Here are the specifications and what I've designed so far:

Specifications:

• Gain: 5000 V/V
• Maximum output voltage: 1 V
• Built in bandpass filter with a lower corner frequency of ~200Hz and an upper corner frequency of ~20kHz
• Total current draw of less than 1 mA
• Final stage is a common collector

Here's a circuit design that should be able to fill the parameters:

simulate this circuit – Schematic created using CircuitLab

The input voltage depends on the signal received from a photodiode/resistor circuit (not depicted here). The signal will be on the magnitude of about 50 uV at the smallest.

So, as you can see, I have a 4 stage amplifier in the pattern of CE, CC, CE, CC. The way I see it, I have at least three major design steps to this project. First, I must determine the resistor values 1 through 14 such that my gain is the adequate amount. Second, I must determine the capacitor values to make the amplifier also function as a bandpass filter. Lastly, I need to limit my output to 1 V.

I'm fairly inexperienced with the design process. I know I'll need to calculate the gain, input resistance, and output resistance for each individual stage, but after that, I'm uncertain of which values to start tinkering with or adjusting to attain my goals. Before anyone jumps down my throat for wanting people to do my work for me, let me make my goal clear: I am looking for design techniques and a process that will help me solve this problem--hints in the right direction. I would be disappointed with this great community if anyone simply solved it for me. Would someone be willing to point me in the right direction?

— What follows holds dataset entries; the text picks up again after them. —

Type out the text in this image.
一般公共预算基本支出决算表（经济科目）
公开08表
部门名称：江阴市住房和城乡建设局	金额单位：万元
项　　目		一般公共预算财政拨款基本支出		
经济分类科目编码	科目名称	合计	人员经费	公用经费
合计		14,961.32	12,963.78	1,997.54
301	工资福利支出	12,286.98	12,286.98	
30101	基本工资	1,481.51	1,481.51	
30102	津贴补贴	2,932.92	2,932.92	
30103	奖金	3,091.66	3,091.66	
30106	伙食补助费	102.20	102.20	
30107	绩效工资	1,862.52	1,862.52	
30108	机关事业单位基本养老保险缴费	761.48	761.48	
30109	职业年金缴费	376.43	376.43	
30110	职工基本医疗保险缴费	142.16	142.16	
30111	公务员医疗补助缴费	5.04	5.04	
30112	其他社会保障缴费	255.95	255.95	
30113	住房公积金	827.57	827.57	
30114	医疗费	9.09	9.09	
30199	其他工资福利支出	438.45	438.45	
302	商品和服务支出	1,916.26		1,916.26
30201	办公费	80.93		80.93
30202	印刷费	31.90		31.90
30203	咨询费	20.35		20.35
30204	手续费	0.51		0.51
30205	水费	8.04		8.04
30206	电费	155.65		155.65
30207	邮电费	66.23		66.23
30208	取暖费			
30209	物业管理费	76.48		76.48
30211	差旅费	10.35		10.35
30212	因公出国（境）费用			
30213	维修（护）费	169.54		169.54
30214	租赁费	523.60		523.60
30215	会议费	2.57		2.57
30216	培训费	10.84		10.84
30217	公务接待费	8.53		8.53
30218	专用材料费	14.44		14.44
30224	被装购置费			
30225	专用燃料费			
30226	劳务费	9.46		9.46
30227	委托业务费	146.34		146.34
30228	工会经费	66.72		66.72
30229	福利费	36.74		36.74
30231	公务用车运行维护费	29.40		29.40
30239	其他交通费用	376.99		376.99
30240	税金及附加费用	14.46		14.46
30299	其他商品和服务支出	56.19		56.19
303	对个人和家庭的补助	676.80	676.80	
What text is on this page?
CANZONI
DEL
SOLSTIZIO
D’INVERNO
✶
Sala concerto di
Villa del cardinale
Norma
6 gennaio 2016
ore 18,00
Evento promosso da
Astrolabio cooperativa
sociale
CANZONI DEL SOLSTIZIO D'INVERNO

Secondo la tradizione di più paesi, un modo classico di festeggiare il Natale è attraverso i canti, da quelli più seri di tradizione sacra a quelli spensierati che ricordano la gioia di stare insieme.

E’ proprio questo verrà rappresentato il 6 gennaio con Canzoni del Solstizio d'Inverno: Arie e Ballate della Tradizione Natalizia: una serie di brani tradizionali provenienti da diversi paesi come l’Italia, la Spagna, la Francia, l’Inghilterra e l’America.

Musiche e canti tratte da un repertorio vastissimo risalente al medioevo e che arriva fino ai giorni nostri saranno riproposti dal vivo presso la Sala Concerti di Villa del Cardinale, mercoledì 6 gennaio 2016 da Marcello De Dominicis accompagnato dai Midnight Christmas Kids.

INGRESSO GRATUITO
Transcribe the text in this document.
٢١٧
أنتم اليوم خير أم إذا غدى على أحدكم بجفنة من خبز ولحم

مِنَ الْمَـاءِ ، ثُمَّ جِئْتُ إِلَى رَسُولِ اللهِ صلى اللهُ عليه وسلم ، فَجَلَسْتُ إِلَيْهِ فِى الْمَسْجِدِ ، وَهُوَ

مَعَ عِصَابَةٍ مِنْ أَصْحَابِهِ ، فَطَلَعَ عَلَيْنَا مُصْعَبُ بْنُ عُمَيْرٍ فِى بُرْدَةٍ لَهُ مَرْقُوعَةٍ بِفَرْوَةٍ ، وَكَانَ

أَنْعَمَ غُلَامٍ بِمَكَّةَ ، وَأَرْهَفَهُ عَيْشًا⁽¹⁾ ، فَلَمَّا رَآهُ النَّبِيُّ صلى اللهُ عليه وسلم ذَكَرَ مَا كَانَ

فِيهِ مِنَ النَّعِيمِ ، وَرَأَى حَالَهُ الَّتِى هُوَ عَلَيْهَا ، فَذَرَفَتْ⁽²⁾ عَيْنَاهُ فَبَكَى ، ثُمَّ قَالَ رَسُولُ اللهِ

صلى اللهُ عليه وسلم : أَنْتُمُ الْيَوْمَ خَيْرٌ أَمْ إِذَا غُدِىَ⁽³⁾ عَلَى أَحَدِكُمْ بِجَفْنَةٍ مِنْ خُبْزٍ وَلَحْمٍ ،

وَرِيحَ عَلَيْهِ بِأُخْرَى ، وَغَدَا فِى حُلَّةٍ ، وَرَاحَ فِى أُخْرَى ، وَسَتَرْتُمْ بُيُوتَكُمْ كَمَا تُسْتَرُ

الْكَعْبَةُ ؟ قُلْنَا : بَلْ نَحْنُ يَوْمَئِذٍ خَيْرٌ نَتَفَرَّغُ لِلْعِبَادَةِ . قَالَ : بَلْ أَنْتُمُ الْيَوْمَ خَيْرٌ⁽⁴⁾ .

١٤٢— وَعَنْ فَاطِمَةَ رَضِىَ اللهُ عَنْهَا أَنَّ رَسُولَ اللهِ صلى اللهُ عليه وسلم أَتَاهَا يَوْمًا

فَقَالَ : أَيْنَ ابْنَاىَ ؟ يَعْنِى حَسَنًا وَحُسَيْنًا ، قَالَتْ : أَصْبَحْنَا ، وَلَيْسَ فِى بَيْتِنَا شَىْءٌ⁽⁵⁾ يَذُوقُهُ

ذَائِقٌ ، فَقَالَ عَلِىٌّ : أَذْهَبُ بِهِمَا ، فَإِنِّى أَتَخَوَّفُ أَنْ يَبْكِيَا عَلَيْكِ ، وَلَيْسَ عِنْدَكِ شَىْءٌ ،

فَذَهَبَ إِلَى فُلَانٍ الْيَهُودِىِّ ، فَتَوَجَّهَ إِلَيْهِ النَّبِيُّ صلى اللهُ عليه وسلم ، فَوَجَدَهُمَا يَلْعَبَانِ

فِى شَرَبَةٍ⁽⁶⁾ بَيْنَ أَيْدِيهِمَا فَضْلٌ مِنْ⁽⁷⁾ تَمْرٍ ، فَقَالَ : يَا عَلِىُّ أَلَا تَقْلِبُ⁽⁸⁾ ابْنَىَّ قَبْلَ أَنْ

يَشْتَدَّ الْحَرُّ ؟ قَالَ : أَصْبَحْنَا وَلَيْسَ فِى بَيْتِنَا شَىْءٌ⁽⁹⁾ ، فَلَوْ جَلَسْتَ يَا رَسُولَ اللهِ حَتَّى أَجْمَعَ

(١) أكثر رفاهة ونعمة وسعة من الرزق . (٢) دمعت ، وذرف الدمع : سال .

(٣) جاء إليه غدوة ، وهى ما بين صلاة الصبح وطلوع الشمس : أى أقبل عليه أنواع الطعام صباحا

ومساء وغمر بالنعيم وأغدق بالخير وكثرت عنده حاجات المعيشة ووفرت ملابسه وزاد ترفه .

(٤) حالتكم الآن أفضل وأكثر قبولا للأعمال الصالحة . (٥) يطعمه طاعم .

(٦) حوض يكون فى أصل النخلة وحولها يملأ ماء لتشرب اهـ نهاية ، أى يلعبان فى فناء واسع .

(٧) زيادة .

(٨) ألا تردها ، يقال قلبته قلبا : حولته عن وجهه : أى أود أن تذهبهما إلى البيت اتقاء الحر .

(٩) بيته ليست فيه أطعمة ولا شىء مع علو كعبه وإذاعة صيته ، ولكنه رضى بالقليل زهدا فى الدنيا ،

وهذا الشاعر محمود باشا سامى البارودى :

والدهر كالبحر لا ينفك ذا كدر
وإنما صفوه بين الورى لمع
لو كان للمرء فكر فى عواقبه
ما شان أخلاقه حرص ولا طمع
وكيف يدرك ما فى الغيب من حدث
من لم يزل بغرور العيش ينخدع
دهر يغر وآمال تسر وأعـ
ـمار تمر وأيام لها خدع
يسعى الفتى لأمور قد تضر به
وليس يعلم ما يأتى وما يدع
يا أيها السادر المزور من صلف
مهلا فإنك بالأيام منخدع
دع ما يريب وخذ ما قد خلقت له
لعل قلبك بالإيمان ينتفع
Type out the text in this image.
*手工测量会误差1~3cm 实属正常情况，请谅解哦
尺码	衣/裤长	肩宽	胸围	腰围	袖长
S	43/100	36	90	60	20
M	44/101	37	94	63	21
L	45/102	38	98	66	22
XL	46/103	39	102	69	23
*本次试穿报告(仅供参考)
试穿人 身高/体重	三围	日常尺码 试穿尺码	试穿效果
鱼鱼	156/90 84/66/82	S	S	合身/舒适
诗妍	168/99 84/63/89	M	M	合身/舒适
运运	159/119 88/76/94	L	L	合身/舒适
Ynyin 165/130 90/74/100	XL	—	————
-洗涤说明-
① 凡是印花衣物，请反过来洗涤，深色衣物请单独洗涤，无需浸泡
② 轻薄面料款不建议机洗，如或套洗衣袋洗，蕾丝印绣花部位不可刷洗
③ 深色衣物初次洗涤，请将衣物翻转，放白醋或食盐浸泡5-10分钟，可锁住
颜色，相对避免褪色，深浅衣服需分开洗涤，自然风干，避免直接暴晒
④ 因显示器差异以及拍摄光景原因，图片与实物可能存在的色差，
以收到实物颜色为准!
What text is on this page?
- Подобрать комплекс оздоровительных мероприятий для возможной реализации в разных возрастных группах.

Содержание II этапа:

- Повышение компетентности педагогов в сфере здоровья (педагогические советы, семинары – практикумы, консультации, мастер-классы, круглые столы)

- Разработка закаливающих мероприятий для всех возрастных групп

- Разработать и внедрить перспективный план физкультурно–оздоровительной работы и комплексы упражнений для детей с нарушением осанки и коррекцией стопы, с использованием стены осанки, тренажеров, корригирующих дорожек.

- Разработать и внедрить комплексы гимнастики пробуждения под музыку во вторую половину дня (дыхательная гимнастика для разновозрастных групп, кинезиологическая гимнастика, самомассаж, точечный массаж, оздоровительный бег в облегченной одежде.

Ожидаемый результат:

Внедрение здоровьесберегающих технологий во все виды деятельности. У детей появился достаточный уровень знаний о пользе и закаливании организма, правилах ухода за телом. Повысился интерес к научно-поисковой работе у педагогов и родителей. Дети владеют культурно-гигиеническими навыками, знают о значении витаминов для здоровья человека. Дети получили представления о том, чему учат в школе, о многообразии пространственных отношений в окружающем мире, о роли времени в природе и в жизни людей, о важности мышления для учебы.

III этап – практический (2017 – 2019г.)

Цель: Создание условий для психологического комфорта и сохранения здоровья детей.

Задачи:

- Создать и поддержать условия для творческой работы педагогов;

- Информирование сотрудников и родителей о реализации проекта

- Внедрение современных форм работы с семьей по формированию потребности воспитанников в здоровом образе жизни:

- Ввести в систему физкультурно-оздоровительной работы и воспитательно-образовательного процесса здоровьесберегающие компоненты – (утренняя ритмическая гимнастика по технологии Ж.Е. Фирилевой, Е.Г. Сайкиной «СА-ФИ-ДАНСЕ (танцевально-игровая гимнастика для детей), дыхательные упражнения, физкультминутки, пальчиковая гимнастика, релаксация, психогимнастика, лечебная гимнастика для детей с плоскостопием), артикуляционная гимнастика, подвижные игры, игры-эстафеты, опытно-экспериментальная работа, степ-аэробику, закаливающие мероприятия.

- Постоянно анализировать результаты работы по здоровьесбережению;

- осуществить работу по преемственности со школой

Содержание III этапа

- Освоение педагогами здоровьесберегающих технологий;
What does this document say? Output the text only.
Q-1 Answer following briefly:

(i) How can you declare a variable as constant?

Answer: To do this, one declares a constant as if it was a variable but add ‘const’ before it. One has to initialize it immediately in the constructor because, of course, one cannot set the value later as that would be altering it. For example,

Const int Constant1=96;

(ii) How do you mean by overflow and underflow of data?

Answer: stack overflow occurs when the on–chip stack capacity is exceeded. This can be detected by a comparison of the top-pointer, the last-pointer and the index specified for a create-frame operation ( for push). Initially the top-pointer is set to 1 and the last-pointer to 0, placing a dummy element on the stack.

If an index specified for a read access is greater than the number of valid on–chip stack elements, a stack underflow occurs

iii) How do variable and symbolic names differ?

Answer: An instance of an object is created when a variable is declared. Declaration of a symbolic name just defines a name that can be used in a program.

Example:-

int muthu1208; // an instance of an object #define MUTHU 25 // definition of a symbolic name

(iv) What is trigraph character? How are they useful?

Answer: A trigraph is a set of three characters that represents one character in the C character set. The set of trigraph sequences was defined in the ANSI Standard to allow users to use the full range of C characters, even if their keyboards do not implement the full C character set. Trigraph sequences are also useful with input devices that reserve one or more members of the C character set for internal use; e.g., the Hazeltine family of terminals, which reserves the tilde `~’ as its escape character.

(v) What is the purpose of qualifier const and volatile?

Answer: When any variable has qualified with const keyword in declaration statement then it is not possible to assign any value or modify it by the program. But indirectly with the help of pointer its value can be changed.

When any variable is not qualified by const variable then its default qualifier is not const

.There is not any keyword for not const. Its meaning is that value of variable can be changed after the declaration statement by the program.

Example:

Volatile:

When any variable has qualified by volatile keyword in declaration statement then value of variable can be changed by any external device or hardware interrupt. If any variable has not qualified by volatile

• 1. Your capacitors are all placed so they'll give a high-pass response, just changing their values will never give you a band-pass filter. 2. Did you have a specific reason for not using active loads? 3. Did you have a specific reason for using PD+Resistor followed by a voltage amplifier instead of designing your amplifier as a transimpedance amp? Oct 25, 2016 at 4:58
• This is not my area. But the basic way to do this is in three stages. First, the input stage which is some variation on the differential pair (often with active load). The second stage is the voltage amplication stage (VAS), which will be a common emitter. You can use an active load on the collector for higher gain (if you want to achieve 5000V/V, you will need to use every trick in the book ). Maybe use a Darlington VAS. Final stage would be an emitter follower, as required. I believe it will be very challenging to get a gain of 5000 at 20kHz. Oct 25, 2016 at 5:47
• Don't worry about the bandpass. Once you get the gain you need, you can just add an input and output network to get the bandpass response. Input cap in series for lower cutoff, and output cap in shunt for upper cutoff. Oct 25, 2016 at 5:50
• The "total current draw of less than 1 mA" may further complicate the 5000 gain and the bandwidth up to 20 kHz. That frequency range read like audio, yet you say this is for laser tag? Why that particular bandwidth?
– jonk
Oct 25, 2016 at 8:09
• As you have it you are relying on only two of the BJTs for voltage gain Q1,Q3. The gain of Q1 will be approx R2/R8 and for Q3 it will be R5/R12. It will be extremely difficult (if not impossible) to get a voltage gain of 5000. Oct 25, 2016 at 9:42

Your design is a very basic and might work but since it has no feedback it is not so predictable in how it will behave in practice.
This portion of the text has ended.